As for myself, I felt compelled Tuesday to go out to Central Allen Cathedral in Jamaica, Queens, for the wake the day before Officer Holder’s funeral. There were about 200 cops and police officials around the Cathedral in fellowship, a somber but not distraught mood inside; and a line of visitors a couple of blocks long. Certainly most of you saw TV footage or photos of the thousands of cops who were at the funeral service, like a long wave. Not a military parade but a lot of them had their guns. Both for the wake and the funeral service, the casket was open, Office Holder was dressed in his uniform including his hat. The usual eulogies and music were done. De Blasio went on too long and tried hard to be sincere but his guts are not fully engaged with the police force. Al Sharpton was asked not to give a eulogy. It was said Holder’s family preferred it that way. Sharpton was not one of Randy Holder’s favorite people.
I’m writing this mainly to signal to readers the extraordinary eulogy delivered by Police Commissioner William Bratton. Bratton is a cop’s cop, a working class guy from the Dorchester neighborhood of Boston, who is a CBE (Commander of the British Empire). He spoke from the inside, personifying the dedication and remarkable solidarity of police officers, men and women, in New York and across the country. (Jet Blue airline stepped up and flew gratis hundreds of police officers from across the country.)

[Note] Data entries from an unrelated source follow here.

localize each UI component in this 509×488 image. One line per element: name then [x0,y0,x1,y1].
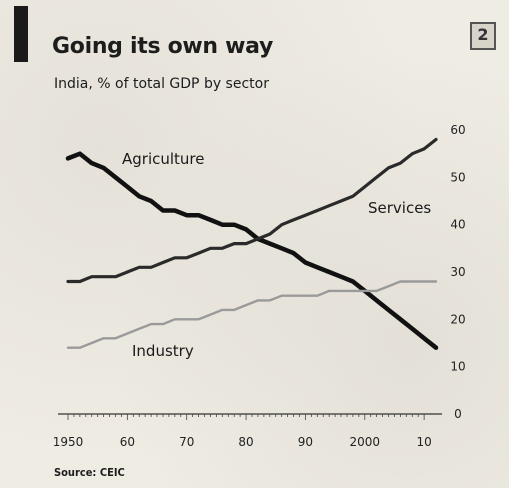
chart-title: Going its own way [52,34,274,59]
series-labels: Agriculture Services Industry [122,150,431,360]
header-tab-marker [14,6,28,62]
x-tick-label: 80 [238,435,253,449]
series-line-industry [66,280,438,349]
chart-subtitle: India, % of total GDP by sector [54,76,269,92]
x-tick-label: 90 [298,435,313,449]
y-tick-label: 0 [454,407,462,421]
y-tick-label: 30 [450,265,465,279]
x-tick-label: 70 [179,435,194,449]
y-tick-label: 20 [450,312,465,326]
series-lines [65,137,439,350]
chart-number-badge: 2 [470,22,496,50]
plot-area [58,413,442,420]
series-line-agriculture [65,151,439,350]
series-line-services [66,137,438,284]
series-label-industry: Industry [132,342,194,360]
series-label-agriculture: Agriculture [122,150,205,168]
x-axis-ticks: 1950 60 70 80 90 2000 10 [53,435,432,449]
x-tick-label: 2000 [350,435,381,449]
y-axis-ticks: 0 10 20 30 40 50 60 [450,123,465,421]
x-tick-label: 60 [120,435,135,449]
y-tick-label: 50 [450,170,465,184]
y-tick-label: 10 [450,360,465,374]
x-tick-label: 1950 [53,435,84,449]
series-label-services: Services [368,199,431,217]
source-note: Source: CEIC [54,466,125,479]
x-tick-label: 10 [416,435,431,449]
y-tick-label: 40 [450,218,465,232]
y-tick-label: 60 [450,123,465,137]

In an emotional eulogy, Bill Bratton promoted Officer Holder, posthumously, to first-grade detective, Det. First Grade, and read a letter Holder wrote explaining why he wanted to join the police. Below is an excerpt from the eulogy.
‘Every new recruit must answer the same question as they come into our academy: “Why did you become a police officer?” They type out their responses and submit them to their academy instructors — every recruit, including Randy Holder. This is what Randy Holder told us in his letter, July 10, 2010:
My name is Randolph Holder, born March 19, 1982 in Georgetown, Guyana. Growing up, all I wanted to do was make a difference in my community and become a role model. In November of 2002, I migrated to the United States of America to live with father.
When I read this letter and I saw that term, “to live with father,” I was struck with “father.” Not “my father,” not “my dad,” not “my pop,” but “father.” The respect, sir, he must have had for you. (Holder’s father was in the front row.) The term “father” denotes that. I was just extraordinarily touched by that term in this letter. The respect he must have had for you.
‘My first real job was working as a security officer. Most of the managers were retired NYPD officers and they always talked a lot about how they changed their communities. That’s when I decided I could be a role model and make a difference in my community and in New York.
In December 2010, I will graduate from the NYPD Academy to become a police officer in the greatest police department in the world.
For your information,
Probationary Police Officer
“Randy, you were indeed a role model. You made a difference. You touched the lives of your family, your colleagues — the thousands upon thousands whom are here today, your community, your city and now, your country.
From your loss, we can take this. We can change the fact that the city came to know you too late, as even though service is not compelled in this country, public safety is a shared responsibility.
We all have to come together to help the good people and get the evil people off the streets, to steer the kids on the precipice to the right side and not the wrong side. All of us share the responsibility to keep people safe. It can’t just be what cops do. It has to be what all of us do.
And that will be a fitting legacy for Det. First Grade Randy Holder, shield number 9657, who served us all. If we want to remember him and to honor him, coming together to finish his work is the way. It’s what we all can do.
It ‘s what we all, community and police, need to do. It’s our shared responsibility.
So Det. Randolph Holder, you are relieved of your duty as a New York City police officer guarding at the gates of New York City, and we send you on your way to be a guardian angel at the gates of heaven.”